Valley Fever Cases Have Increased Dramatically In The Southwest U.S.

Cases of Valley Fever, a fungal infection that causes respiratory symptoms, have increased by nearly 10 times over a 13-year time span in the Southwest, according to a new government report.

The Centers for Disease Control and Prevention report that cases of acute coccidioidomycosis have increased to 22,000 in 2011, from 2,265 in 1998.

Valley fever, which is caused by inhaling coccidioides fungi, can be mild and go away by itself, but it can also turn serious. The CDC reports that hospitalization is usually required for more than 40 percent of people who get it.

The states where the CDC saw the increase in Valley Fever cases are Arizona, New Mexico, Utah, Nevada and California.

Specifically, there were 112,000 total cases, with the most appearing in Arizona (66 percent), followed by California (31 percent).

CDC researchers noted that the increase in Valley Fever cases may be due to weather changes, which could then affect coccidioides growth (the fungus lives in dry soil).

"Valley Fever is causing real health problems for many people living in the southwestern United States," Dr. Tom Frieden, M.D., M.P.H., the director of the CDC, said in a statement. "Because fungus particles spread through the air, it's nearly impossible to completely avoid exposure to this fungus in these hardest-hit states. It's important that people be aware of Valley Fever if they live in or have travelled to the southwest United States."

The National Institutes of Health reports that occupations that may have higher risk of Valley Fever include construction, agriculture and military. Fortunately, it's not contagious.
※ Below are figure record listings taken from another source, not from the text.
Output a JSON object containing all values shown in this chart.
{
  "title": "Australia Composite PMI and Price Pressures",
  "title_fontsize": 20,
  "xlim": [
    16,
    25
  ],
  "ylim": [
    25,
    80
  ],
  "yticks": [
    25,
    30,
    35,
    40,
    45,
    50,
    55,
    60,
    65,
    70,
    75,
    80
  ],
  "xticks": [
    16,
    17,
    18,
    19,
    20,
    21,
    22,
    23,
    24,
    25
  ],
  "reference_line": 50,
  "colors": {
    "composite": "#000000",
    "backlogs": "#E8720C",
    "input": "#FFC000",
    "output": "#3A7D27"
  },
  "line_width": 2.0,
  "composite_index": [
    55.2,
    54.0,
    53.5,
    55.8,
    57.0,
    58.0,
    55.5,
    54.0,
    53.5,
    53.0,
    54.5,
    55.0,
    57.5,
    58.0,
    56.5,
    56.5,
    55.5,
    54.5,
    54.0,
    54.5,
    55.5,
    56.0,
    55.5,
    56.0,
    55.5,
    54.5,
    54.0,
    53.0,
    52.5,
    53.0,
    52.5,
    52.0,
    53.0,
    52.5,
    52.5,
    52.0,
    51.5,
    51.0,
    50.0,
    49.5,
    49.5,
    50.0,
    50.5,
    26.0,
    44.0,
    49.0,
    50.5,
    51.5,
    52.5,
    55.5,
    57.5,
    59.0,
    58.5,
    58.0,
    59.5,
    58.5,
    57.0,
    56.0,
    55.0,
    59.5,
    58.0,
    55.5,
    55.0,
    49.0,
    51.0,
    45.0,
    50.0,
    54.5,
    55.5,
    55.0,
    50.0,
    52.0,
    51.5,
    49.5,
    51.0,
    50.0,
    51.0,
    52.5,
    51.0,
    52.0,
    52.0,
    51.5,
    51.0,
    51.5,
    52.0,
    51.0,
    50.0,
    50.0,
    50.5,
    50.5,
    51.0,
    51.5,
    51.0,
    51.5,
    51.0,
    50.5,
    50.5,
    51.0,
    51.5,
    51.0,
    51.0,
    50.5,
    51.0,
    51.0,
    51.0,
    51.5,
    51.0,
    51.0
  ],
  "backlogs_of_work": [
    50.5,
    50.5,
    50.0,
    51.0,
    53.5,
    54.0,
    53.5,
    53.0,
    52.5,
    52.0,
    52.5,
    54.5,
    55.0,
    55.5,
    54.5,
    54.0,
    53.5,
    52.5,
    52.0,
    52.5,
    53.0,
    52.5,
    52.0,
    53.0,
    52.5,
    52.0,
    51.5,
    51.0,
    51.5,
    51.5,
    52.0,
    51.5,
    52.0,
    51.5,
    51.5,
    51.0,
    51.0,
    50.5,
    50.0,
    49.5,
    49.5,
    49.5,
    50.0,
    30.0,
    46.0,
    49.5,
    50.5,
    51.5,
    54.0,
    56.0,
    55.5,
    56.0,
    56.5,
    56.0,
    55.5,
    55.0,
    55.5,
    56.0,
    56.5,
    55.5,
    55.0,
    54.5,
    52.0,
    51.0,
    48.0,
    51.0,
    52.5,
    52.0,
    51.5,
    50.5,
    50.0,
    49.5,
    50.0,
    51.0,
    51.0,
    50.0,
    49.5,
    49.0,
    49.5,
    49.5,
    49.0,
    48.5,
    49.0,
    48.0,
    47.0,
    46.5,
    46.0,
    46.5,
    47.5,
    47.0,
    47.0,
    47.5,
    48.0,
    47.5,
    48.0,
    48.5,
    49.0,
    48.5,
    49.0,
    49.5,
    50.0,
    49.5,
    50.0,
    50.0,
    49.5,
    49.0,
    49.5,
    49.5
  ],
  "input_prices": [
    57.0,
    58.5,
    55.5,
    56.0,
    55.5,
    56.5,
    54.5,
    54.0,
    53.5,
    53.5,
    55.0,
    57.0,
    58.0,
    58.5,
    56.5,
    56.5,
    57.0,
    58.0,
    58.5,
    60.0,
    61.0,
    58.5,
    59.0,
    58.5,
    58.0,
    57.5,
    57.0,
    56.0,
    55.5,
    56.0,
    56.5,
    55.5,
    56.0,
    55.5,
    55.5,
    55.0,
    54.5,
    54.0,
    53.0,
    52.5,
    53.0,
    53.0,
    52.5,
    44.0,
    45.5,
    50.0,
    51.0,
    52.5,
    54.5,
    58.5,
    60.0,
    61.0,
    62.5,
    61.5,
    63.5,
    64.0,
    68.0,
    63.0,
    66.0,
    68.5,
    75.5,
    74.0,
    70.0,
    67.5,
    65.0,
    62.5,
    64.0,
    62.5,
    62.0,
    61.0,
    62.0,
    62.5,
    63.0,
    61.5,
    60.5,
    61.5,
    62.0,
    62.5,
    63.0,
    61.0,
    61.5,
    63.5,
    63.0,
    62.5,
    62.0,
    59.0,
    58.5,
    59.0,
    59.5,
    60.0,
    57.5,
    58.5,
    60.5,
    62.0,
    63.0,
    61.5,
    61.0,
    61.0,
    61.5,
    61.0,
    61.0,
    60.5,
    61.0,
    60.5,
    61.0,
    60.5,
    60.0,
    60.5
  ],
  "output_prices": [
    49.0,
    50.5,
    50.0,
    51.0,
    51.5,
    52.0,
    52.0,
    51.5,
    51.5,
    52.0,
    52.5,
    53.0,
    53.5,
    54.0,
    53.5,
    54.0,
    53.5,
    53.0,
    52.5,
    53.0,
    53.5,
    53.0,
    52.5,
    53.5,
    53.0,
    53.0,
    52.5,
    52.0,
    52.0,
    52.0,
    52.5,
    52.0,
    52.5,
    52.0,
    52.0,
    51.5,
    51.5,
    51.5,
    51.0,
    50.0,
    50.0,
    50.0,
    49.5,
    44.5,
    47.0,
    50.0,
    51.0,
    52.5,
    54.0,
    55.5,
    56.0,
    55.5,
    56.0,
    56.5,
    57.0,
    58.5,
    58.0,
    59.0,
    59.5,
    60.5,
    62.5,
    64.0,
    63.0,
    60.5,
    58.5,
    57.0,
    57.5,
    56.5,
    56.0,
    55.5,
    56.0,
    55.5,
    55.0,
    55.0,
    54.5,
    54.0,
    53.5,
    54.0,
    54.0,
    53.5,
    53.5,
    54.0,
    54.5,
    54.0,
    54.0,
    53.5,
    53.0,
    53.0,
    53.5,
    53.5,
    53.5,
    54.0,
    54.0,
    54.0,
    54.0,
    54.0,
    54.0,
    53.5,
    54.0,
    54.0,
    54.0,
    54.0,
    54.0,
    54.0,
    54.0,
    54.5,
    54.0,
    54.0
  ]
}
People who may have compromised immune systems may be at risk for more severe cases of the condition.

Symptoms of Valley Fever are flu-like, and include fever, cough, chills, headache, chest pain, fatigue and rash, according to the Mayo Clinic; because the symptoms are so similar to flu, a lab test is needed to confirm that it is indeed Valley Fever. Some people may never experience these symptoms, though. But for those who do, the sickness can last a long time -- sometimes even taking months -- and can even lead to chronic pneumonia.

Because most people have mild cases of Valley fever, rest is usually the only treatment that is needed, the Mayo Clinic reported. However, people at higher risk of infection may need anti-fungal medication.